1. **Identity reconstruction**: At active positions, W_eff = W exactly.
   No quantization error. No information bottleneck from uniform scaling.

2. **No extra parameter**: S = |W| is computed, not learned. Fewer
   parameters means less BPW overhead and simpler architecture.

3. **Natural magnitude evolution**: As training progresses, weights
   that matter grow in magnitude (larger S), weights that don't
   shrink toward zero (absorbed by threshold). This is standard
   gradient descent — we just observe it through the S ⊙ T lens.

4. **Sparsity emerges organically**: The threshold θ = 0.05 naturally
   kills ~38% of weights in fc1 and ~63% in fc2 by step 5000. These
   are genuine zeros — structural sparsity available for inference.

---

## Implications for Inference Serialization

At inference time, Config E's effective weights can be decomposed
at any granularity:

| Granularity    | Format                   | BPW    | Accuracy    |
|----------------|--------------------------|--------|-------------|
| Per-layer S    | T (2-bit) + 1 FP16 S    | ~1.58  | Like D      |
| Per-group S    | T (2-bit) + group FP16  | ~1.58  | Better      |
| Per-element S  | T (2-bit) + per-elem FP | ~17    | Full E      |

The I2_S format (BitNet.cpp) packs 16 ternary weights in 32 bits
(2 bits each) with one FP16 group scale. This is the natural
serialization target for Config E — group the magnitudes, pack
the ternary patterns.

Training uses full FP32 W with STE. Inference uses packed T + S.
The bridge between them is the fact that W_eff at active positions
equals W — so any group quantization of |W| is just standard
weight quantization applied to the surviving weights.

---

## The Question: Is Ternary Actually Applied?

Config E's effective forward weight is W_eff = |W| ⊙ T.

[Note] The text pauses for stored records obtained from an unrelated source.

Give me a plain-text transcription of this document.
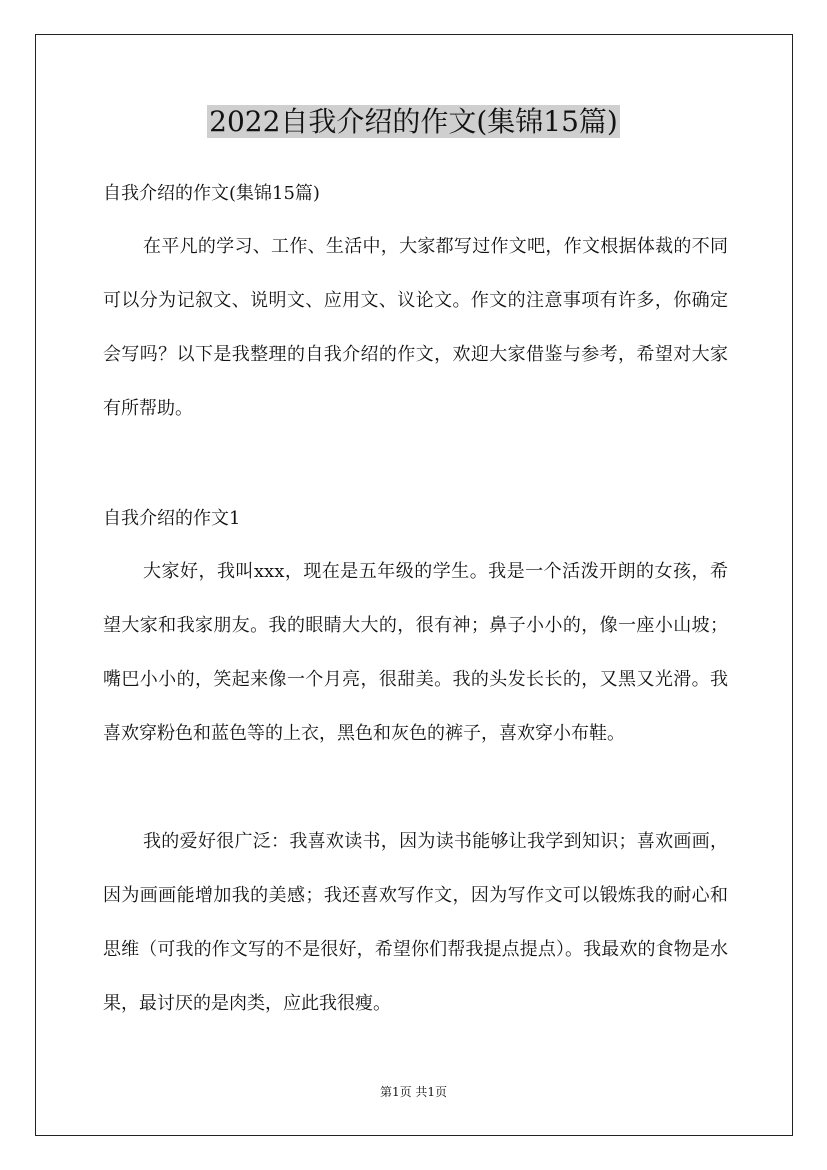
2022自我介绍的作文(集锦15篇)
自我介绍的作文(集锦15篇)

在平凡的学习、工作、生活中，大家都写过作文吧，作文根据体裁的不同可以分为记叙文、说明文、应用文、议论文。作文的注意事项有许多，你确定会写吗？以下是我整理的自我介绍的作文，欢迎大家借鉴与参考，希望对大家有所帮助。

自我介绍的作文1

大家好，我叫xxx，现在是五年级的学生。我是一个活泼开朗的女孩，希望大家和我家朋友。我的眼睛大大的，很有神；鼻子小小的，像一座小山坡；嘴巴小小的，笑起来像一个月亮，很甜美。我的头发长长的，又黑又光滑。我喜欢穿粉色和蓝色等的上衣，黑色和灰色的裤子，喜欢穿小布鞋。

我的爱好很广泛：我喜欢读书，因为读书能够让我学到知识；喜欢画画，因为画画能增加我的美感；我还喜欢写作文，因为写作文可以锻炼我的耐心和思维（可我的作文写的不是很好，希望你们帮我提点提点）。我最欢的食物是水果，最讨厌的是肉类，应此我很瘦。

第1页 共1页
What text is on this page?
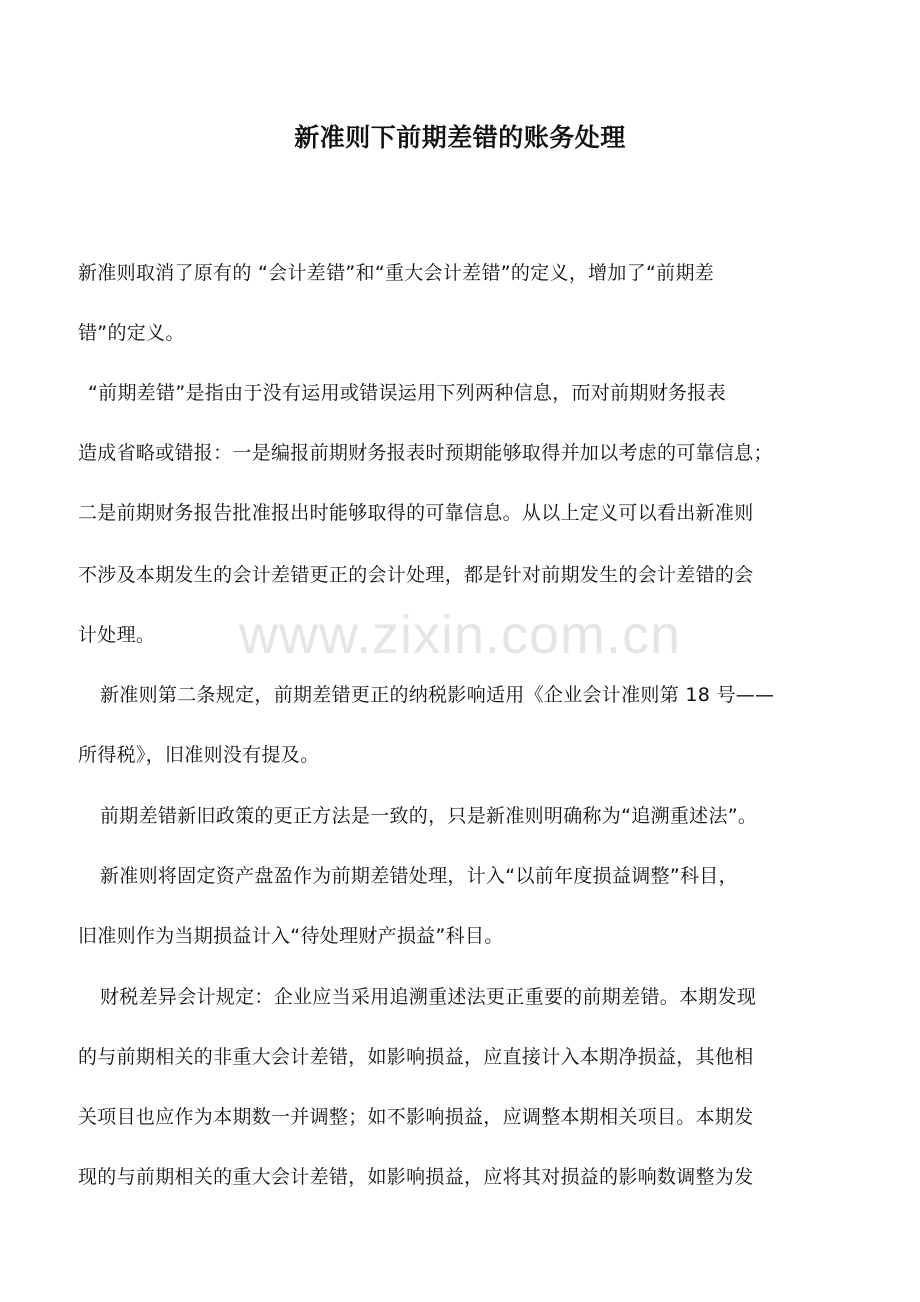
新准则下前期差错的账务处理
新准则取消了原有的 “会计差错”和“重大会计差错”的定义，增加了“前期差
错”的定义。
“前期差错”是指由于没有运用或错误运用下列两种信息，而对前期财务报表
造成省略或错报：一是编报前期财务报表时预期能够取得并加以考虑的可靠信息；
二是前期财务报告批准报出时能够取得的可靠信息。从以上定义可以看出新准则
不涉及本期发生的会计差错更正的会计处理，都是针对前期发生的会计差错的会
计处理。
新准则第二条规定，前期差错更正的纳税影响适用《企业会计准则第 18 号——
所得税》，旧准则没有提及。
前期差错新旧政策的更正方法是一致的，只是新准则明确称为“追溯重述法”。
新准则将固定资产盘盈作为前期差错处理，计入“以前年度损益调整”科目，
旧准则作为当期损益计入“待处理财产损益”科目。
财税差异会计规定：企业应当采用追溯重述法更正重要的前期差错。本期发现
的与前期相关的非重大会计差错，如影响损益，应直接计入本期净损益，其他相
关项目也应作为本期数一并调整；如不影响损益，应调整本期相关项目。本期发
现的与前期相关的重大会计差错，如影响损益，应将其对损益的影响数调整为发
www.zixin.com.cn
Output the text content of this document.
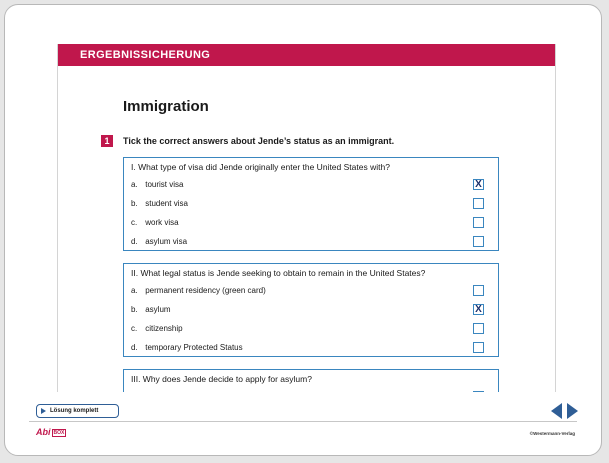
ERGEBNISSICHERUNG
Immigration
1	Tick the correct answers about Jende’s status as an immigrant.
I. What type of visa did Jende originally enter the United States with?
a. tourist visa	X
b. student visa
c. work visa
d. asylum visa
II. What legal status is Jende seeking to obtain to remain in the United States?
a. permanent residency (green card)
b. asylum	X
c. citizenship
d. temporary Protected Status
III. Why does Jende decide to apply for asylum?
Lösung komplett
Abi BOX	©Westermann-Verlag
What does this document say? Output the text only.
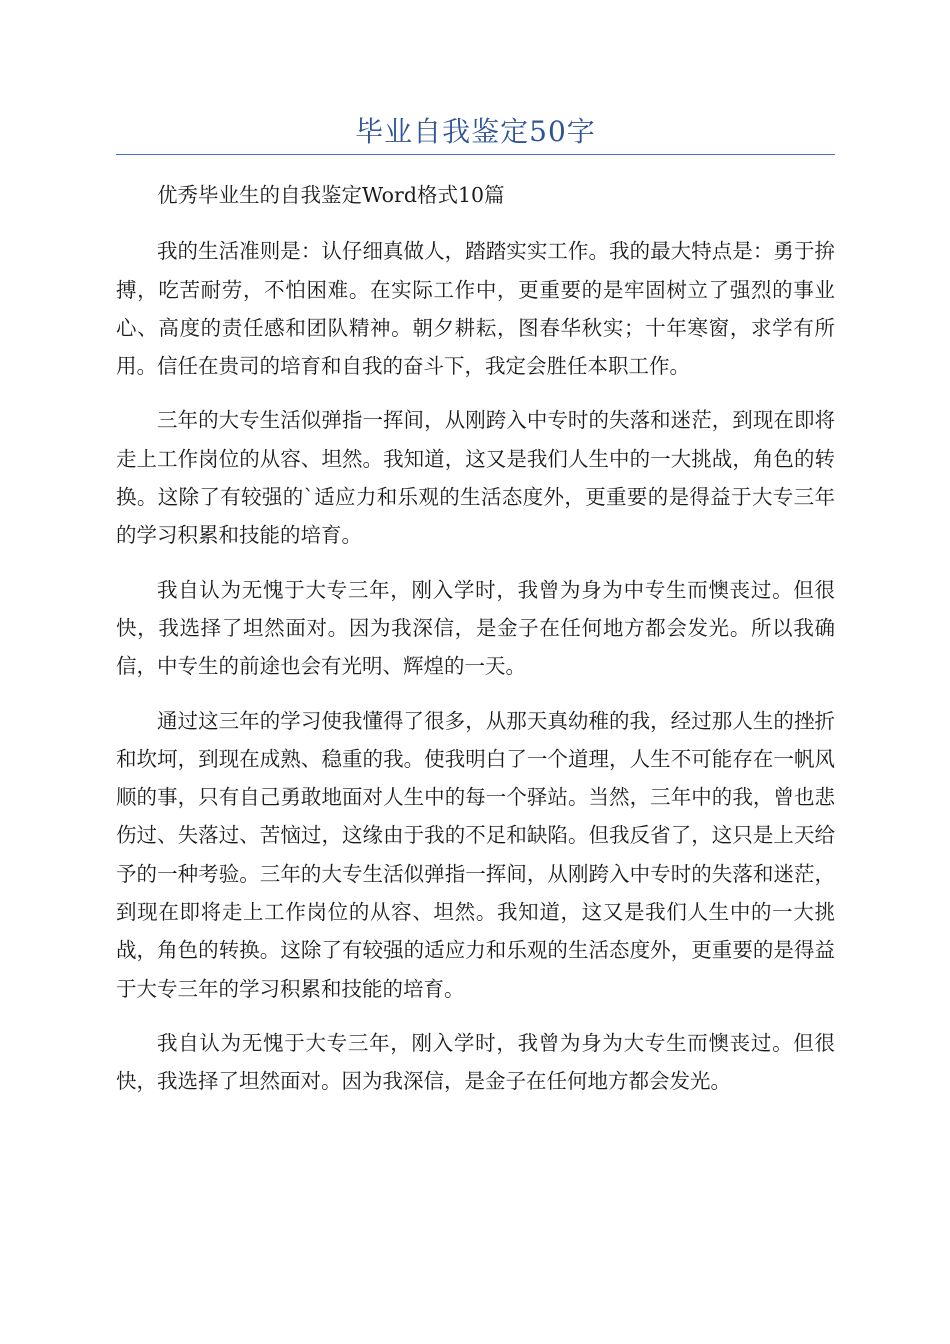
毕业自我鉴定50字

优秀毕业生的自我鉴定Word格式10篇

我的生活准则是：认仔细真做人，踏踏实实工作。我的最大特点是：勇于拚搏，吃苦耐劳，不怕困难。在实际工作中，更重要的是牢固树立了强烈的事业心、高度的责任感和团队精神。朝夕耕耘，图春华秋实；十年寒窗，求学有所用。信任在贵司的培育和自我的奋斗下，我定会胜任本职工作。

三年的大专生活似弹指一挥间，从刚跨入中专时的失落和迷茫，到现在即将走上工作岗位的从容、坦然。我知道，这又是我们人生中的一大挑战，角色的转换。这除了有较强的`适应力和乐观的生活态度外，更重要的是得益于大专三年的学习积累和技能的培育。

我自认为无愧于大专三年，刚入学时，我曾为身为中专生而懊丧过。但很快，我选择了坦然面对。因为我深信，是金子在任何地方都会发光。所以我确信，中专生的前途也会有光明、辉煌的一天。

通过这三年的学习使我懂得了很多，从那天真幼稚的我，经过那人生的挫折和坎坷，到现在成熟、稳重的我。使我明白了一个道理，人生不可能存在一帆风顺的事，只有自己勇敢地面对人生中的每一个驿站。当然，三年中的我，曾也悲伤过、失落过、苦恼过，这缘由于我的不足和缺陷。但我反省了，这只是上天给予的一种考验。三年的大专生活似弹指一挥间，从刚跨入中专时的失落和迷茫，到现在即将走上工作岗位的从容、坦然。我知道，这又是我们人生中的一大挑战，角色的转换。这除了有较强的适应力和乐观的生活态度外，更重要的是得益于大专三年的学习积累和技能的培育。

我自认为无愧于大专三年，刚入学时，我曾为身为大专生而懊丧过。但很快，我选择了坦然面对。因为我深信，是金子在任何地方都会发光。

At active positions this equals W itself. So is ternarization
even happening? Yes, but subtly:

1. **Forward pass**: The STE ternarizes W into T ∈ {-1, 0, +1},
   then re-scales by |W|. The result at active positions is W.
   But the **sparsity mask** (which positions are zero) IS the
   ternary structure. T determines shape, S determines magnitude.

2. **Gradient pass**: The STE mask blocks gradient to small weights.
   This IS ternary training — the gradient is zeroed for positions
   below threshold. This is the mechanism that creates sparsity.

3. **Inference packing**: T (the ternary pattern) can be packed at
   2 bits per weight. S (magnitudes) can be quantized per-group.
   This IS ternary inference — just with group scales attached.

4. **What Config E is NOT**: It is not a ternary-only matmul in
   training. During training, the matmul uses full-precision
   W_eff values (which equal W at active positions). The ternary
   advantage is realized at inference, not during training.

**The ternary IS the sparsity mask.** The magnitude IS the weight.
Training maintains both in one parameter. Inference separates them.